Questionava-me isso enquanto encontrava-me de novo fora da igreja misteriosa a deambular no meio dos fetos. Fetos gigantes, majestosos, com folhas lúcidas que tinham cheiro de selvagem e lembravam-me a minha infância perto do lago na velha casa do campo. Aquela casa do campo estava próxima, mas eu estava curiosa e queria ultrapassar a fileira dos fetos, numa atitude de pesquisa e exploração típica da primeira puberdade. A minha juventude efectivamente dizia: «explora», a minha consciência «pensa», o meu coração «tenta». Prosseguia seguindo a minha natureza aventurosa… e mesmo naquele momento estava a fazê-lo, como típico do meu carácter.
Detectei uma cena do passado, uma luta cruel entre tiranossauros (repteis), e fugi. Antes da fuga, posso testemunhar de ter visto os dentes aguçados dos dois animais e a atitude deles que de desafio transformava-se num ataque verdadeiro. Com os seus corpos mastodônticos e musculosos lutavam. Destruindo tudo o que atropelavam. Tinham derrubado árvores e destruídos os meus amados fetos, numa luta típica do período reprodutivo.
Correndo, caí sobre as pedras que caiam aos trambolhões umas sobre as outras.
O ruído atraiu o sensibilíssimo brutamontes, que voltaram e começaram a caça.
Sentiam todo cheiro e percebiam o medo, como muitas feras selvagens.
Fugi desesperada, a respiração que se tornava pesada. O baço activo, cansado, mas não podia ceder e parar: devia haver uma saída. E algumas vezes ela é mais assustadora que se prolongava num cubículo rachado e escuro inserido numa cavidade.
Tenho que enfrentar a claustrofobia.
Com o ultimo golpe dos rins enfiei-me ali. Fora, as gigantescas feras rugiam rancorosas de raiva, pois que não viam mais a sua presa.
Rastejei por um instante, o ar mofento, fedorento e detestável para respirar. Temia arranhas e ratos… tinha sempre odiado as arranhas e os ratos. Especialmente estes últimos me amedrontavam: desde criança tinha ido na capoeira e tinha visto um enorme rato atento para roubar os ovos a uma galinha.
Mas era criança, agora pelo contrário era uma mulher e era tempo de lutar pela vida.
Lutar para sobreviver ou fugir se o demónio era mais enorme: este era o mecanismo como base de sobrevivência humana. Sempre tinha sido, e eu continuava a usá-lo, para mim, para a sobrevivência da espécie humana, para toda a humanidade.

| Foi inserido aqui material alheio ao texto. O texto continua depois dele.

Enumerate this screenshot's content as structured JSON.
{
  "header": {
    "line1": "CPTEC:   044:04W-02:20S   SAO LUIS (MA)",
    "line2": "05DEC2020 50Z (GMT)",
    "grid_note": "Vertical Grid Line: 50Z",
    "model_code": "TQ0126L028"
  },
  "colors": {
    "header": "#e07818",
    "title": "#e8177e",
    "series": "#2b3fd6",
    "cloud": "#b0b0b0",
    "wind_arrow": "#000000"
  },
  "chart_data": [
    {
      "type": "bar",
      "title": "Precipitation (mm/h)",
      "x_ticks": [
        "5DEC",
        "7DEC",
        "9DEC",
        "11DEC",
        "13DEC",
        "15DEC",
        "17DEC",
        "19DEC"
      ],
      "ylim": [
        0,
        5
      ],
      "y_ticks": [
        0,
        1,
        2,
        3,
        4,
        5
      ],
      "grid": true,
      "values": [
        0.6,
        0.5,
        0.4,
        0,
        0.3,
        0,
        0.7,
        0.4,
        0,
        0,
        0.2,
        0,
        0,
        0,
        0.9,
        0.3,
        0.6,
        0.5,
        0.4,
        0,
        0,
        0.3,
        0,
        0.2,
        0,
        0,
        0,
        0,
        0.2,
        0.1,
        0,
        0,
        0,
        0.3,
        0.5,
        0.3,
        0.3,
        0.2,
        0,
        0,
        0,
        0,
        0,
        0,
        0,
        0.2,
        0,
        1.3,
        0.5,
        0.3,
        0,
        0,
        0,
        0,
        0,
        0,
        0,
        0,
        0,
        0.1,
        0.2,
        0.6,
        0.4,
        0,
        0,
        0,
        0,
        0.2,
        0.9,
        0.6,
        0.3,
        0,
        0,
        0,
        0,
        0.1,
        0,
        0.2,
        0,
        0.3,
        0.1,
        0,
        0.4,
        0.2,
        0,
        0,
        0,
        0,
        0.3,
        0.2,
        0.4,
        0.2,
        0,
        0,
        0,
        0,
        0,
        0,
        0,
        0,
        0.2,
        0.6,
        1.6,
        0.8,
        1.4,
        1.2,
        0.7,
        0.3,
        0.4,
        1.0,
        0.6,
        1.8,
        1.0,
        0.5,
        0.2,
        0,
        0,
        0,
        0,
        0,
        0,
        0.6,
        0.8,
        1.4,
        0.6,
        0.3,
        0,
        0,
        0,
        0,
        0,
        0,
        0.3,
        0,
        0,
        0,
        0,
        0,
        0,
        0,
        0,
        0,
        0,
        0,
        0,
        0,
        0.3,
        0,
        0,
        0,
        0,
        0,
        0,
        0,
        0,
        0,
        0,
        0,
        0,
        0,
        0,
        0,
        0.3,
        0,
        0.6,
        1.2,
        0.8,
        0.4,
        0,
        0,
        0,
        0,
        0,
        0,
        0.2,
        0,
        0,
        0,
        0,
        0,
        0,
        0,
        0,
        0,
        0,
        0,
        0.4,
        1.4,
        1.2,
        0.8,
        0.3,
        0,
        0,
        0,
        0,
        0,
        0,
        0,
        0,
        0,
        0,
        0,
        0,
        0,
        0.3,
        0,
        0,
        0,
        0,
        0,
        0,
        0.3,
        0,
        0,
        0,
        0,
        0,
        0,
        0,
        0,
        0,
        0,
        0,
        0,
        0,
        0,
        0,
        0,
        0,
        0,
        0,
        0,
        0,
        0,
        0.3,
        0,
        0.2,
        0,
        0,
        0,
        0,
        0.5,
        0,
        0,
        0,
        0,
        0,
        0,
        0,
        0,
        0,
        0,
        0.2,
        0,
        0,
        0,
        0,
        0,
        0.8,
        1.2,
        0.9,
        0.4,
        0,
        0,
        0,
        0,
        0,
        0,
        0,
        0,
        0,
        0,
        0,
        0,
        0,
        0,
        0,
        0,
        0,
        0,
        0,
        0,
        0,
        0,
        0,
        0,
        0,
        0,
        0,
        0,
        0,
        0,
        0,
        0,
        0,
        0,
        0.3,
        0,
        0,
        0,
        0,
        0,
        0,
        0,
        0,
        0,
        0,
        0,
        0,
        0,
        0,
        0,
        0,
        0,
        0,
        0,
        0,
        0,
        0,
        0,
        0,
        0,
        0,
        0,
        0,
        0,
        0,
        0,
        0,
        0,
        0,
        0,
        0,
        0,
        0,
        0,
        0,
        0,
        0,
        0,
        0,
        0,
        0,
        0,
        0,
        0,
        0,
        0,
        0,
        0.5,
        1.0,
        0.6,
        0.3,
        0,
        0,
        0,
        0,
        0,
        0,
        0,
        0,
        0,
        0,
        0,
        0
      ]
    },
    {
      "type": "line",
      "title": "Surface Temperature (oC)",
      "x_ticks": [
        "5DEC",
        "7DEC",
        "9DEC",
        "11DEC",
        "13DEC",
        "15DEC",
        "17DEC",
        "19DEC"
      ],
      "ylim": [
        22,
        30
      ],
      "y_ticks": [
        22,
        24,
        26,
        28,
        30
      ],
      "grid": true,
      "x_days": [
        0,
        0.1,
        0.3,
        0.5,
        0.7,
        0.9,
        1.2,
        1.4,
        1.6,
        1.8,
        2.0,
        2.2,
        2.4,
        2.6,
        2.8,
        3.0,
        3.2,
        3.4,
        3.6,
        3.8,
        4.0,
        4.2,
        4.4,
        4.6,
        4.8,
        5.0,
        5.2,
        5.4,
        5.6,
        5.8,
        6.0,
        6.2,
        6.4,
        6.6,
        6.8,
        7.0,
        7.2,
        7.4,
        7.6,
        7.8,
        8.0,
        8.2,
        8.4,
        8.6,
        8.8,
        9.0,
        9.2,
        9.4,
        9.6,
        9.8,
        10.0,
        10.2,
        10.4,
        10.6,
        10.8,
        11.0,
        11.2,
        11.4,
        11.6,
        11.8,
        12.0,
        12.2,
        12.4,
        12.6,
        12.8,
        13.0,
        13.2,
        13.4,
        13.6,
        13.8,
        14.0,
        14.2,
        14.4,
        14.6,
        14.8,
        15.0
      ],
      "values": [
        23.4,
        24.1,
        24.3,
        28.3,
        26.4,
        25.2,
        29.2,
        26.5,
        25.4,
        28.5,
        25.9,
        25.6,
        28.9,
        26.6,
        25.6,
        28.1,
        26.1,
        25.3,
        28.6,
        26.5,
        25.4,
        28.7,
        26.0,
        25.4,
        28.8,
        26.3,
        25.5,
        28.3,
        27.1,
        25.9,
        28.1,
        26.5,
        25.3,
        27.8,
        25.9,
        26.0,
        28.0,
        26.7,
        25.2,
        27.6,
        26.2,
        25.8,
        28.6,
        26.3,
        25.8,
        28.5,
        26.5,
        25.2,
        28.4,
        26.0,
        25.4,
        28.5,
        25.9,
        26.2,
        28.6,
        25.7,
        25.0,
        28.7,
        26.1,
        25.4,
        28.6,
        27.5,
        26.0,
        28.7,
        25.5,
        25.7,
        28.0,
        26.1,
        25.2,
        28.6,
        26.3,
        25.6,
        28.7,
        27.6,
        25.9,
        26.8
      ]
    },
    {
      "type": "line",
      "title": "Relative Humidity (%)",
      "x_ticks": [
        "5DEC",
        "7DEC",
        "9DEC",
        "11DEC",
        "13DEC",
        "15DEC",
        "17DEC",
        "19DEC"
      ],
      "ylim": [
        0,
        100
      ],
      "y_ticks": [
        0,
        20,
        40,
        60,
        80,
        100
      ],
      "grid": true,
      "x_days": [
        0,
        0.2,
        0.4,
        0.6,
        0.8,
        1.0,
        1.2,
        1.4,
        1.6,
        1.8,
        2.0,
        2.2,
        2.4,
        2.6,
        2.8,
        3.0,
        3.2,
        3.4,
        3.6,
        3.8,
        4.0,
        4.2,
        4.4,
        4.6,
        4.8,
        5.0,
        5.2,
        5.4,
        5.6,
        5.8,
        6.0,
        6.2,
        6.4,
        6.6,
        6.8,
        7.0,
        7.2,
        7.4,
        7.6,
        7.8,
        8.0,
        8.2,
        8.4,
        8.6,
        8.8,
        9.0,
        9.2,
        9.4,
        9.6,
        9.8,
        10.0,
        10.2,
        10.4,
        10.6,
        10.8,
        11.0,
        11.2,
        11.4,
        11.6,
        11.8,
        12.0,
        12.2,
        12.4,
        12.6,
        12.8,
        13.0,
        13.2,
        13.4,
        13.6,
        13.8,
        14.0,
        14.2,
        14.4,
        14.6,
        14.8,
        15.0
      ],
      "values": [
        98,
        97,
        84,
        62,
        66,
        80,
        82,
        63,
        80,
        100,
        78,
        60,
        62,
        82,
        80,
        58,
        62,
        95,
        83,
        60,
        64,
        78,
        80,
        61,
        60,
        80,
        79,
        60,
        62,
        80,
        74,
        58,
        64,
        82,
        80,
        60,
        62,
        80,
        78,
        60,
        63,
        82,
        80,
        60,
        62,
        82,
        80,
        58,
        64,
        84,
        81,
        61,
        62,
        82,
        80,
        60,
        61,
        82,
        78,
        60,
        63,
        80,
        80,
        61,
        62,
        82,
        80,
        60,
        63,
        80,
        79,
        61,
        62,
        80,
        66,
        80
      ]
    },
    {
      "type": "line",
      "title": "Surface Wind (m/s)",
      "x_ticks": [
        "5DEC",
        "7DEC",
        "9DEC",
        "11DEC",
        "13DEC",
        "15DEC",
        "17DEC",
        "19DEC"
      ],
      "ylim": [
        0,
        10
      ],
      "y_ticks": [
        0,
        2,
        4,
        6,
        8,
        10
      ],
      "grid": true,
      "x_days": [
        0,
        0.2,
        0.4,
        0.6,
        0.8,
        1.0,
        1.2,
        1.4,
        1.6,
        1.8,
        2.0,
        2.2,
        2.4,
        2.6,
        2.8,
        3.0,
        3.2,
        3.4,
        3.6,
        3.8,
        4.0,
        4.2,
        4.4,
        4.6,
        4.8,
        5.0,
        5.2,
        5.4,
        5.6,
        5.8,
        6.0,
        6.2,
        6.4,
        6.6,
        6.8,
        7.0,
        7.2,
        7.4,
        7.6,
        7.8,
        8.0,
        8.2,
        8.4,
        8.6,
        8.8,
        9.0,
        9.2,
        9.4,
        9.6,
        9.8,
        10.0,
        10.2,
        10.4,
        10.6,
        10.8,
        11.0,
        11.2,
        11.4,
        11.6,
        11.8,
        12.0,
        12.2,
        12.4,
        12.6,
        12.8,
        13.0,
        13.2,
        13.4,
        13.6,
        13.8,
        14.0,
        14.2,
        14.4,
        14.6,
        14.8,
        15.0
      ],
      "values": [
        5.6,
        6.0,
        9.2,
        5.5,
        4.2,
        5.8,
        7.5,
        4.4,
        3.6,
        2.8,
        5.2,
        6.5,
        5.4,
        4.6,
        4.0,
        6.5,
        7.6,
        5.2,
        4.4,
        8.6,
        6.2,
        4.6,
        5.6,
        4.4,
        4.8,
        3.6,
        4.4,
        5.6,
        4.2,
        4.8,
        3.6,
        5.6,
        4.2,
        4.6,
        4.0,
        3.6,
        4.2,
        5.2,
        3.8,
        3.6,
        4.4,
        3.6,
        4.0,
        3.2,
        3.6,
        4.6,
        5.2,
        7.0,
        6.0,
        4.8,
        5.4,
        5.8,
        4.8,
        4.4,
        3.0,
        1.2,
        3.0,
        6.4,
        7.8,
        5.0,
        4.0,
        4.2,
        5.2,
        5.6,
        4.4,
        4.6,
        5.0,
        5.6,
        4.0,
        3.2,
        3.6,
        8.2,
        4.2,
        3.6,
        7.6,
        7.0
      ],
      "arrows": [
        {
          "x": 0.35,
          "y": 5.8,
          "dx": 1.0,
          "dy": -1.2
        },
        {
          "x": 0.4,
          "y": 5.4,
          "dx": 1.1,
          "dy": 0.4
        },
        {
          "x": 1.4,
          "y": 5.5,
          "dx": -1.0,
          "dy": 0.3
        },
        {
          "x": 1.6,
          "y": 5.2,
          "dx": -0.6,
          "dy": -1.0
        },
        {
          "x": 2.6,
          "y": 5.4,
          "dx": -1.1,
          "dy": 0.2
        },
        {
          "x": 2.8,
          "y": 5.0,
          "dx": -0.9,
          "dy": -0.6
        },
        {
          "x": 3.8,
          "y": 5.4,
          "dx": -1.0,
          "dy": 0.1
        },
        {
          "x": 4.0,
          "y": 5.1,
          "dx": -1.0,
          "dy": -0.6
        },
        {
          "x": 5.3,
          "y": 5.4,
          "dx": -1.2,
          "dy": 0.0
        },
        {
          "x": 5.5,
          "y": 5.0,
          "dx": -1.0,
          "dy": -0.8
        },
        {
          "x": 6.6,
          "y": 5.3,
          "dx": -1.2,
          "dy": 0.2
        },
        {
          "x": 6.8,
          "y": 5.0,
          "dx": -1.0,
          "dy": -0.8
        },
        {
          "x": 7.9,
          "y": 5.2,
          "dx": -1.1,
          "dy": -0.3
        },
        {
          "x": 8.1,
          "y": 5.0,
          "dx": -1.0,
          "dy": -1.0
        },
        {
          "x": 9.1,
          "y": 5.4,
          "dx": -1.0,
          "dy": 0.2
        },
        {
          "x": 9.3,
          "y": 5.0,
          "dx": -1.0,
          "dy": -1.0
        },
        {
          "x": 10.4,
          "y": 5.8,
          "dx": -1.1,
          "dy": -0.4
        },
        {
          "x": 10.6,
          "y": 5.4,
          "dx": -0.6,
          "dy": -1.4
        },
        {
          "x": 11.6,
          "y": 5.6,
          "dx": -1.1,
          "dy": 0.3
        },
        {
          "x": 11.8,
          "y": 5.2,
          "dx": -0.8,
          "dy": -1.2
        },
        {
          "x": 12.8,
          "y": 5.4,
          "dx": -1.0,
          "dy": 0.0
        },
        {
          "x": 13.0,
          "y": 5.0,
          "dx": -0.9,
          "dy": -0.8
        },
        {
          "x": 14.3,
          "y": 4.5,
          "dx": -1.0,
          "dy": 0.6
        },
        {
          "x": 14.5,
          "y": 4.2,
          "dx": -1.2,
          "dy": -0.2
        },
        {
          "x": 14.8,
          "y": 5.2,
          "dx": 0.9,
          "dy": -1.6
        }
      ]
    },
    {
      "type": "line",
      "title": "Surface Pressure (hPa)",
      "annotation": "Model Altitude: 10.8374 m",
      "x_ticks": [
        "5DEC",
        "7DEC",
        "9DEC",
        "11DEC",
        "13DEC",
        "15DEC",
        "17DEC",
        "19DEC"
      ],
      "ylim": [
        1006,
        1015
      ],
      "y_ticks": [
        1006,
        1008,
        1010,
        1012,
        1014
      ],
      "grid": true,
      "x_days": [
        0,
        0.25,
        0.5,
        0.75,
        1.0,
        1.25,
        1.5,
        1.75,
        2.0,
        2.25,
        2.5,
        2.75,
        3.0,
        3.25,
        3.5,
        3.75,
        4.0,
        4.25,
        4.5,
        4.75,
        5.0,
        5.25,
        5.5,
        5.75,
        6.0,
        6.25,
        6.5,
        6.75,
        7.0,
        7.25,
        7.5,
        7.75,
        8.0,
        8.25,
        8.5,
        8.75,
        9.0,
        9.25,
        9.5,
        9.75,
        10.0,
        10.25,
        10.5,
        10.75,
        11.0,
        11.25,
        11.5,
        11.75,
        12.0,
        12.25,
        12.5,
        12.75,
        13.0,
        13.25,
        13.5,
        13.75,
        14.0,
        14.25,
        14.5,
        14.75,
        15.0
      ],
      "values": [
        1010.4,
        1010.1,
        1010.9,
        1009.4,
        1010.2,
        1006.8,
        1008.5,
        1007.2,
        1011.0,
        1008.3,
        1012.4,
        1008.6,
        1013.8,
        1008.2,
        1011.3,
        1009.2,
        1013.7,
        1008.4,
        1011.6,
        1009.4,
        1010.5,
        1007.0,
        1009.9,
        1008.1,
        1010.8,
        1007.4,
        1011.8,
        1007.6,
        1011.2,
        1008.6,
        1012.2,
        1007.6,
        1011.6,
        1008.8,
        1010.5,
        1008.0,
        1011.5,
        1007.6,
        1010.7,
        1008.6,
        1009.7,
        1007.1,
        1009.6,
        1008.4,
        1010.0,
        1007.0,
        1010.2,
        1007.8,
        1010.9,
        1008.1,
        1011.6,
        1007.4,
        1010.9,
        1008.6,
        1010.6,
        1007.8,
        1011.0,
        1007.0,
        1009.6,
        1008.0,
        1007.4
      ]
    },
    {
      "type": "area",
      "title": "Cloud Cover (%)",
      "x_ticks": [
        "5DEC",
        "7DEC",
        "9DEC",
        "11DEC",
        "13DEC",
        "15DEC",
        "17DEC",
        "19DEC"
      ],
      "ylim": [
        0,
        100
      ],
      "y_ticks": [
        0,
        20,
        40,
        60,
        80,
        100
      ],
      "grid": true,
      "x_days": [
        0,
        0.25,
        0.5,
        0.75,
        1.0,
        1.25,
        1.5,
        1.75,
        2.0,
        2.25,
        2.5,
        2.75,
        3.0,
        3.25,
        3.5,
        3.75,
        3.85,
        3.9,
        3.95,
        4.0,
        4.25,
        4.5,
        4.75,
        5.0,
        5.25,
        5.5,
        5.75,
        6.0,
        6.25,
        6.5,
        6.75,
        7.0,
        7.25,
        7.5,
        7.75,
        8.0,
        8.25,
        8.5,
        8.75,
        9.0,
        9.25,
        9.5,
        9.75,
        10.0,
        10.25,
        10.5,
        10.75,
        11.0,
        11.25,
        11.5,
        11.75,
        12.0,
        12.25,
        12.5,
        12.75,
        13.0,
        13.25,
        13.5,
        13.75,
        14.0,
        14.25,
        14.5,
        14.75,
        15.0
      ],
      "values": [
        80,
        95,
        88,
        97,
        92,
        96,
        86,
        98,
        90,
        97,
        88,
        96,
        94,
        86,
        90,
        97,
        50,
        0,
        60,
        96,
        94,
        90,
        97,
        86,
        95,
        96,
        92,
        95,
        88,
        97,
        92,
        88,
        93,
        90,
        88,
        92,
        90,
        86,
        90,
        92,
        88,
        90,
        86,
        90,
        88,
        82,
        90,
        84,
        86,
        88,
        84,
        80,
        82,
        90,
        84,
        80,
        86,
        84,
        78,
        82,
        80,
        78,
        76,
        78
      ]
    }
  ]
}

A humanidade não tinha sido assim no centro dos meus pensamentos.
Antes de todas estas aventuras tinha sido uma desajeitada; um individuo difícil, fechado, sempre vestido de preto e frequentemente deprimida, precisamente com pensamentos suicidas. Todavia agora era tempo de lutar e sair do túnel.
Rastejava, arranhava-me e tentava de avançar.
Quando saí para fora era noite, uma noite assustadora quase sem lua, com um céu negro e espaçadamente tornou-se dominante e agressivo a partir das nuvens. As nuvens tinham a força de um leopardo pelas cores que se aventuravam sobre os músculos do animal com inquietantes tonalidades encarnadas.
E vi tudo. Vi um tiranossauros que vagueava diante de mim, enquanto eu observava escondida naquela espécie de balcão natural.
Desci dali apenas durante o dia e me senti mais forte, pronta para ver outros monstros e explorar para perceber a verdadeira natureza das coisas: a mente estava aberta para cada eventualidade, para ver outras criaturas estranhas e para captar outros sonhos estranhos.
Os sonhos tinham sido tudo para mim, o alívio de todos os meus desejos; eram a percepção das coisas precisamente antes que acontecessem, a percepção do não ao meu pedido de ajuda para com um amigo querido que não me tinha percebido como ser humano.
Tinha sonhado esta negação de ajuda, mas com a minha natureza teimosia e corajosa tinha ido contra aquilo que tinha percebido, e tinha continuado. Tinha batido a porta porque não tinha escutado a minha natural e sensível voz interior. Sentia-a desde a tenra infância, mas tinha tomado a consciência há pouco, só a partir de agora que fugia dos monstros ou os combatia.
Comecei a caminhar por um vale que se escalava, folhas de carvalho vermelho por toda a parte. Era Outono, as folhas separavam-se das árvores, cheiro de chuva acabada de cair, de musgo selvagem.
Perto de mim um ambiente abafado, onde finalmente podia acender um fogo para aquecer-me. Felizmente na sacola tinha ainda a minha reserva de carne posta a secar; preparei o fogo e pus-me comodamente a acampar. Depois deitei-me para julgar a noite.
A noite foi longa e sonhei viajando pelos mares nos deselegantes barcos.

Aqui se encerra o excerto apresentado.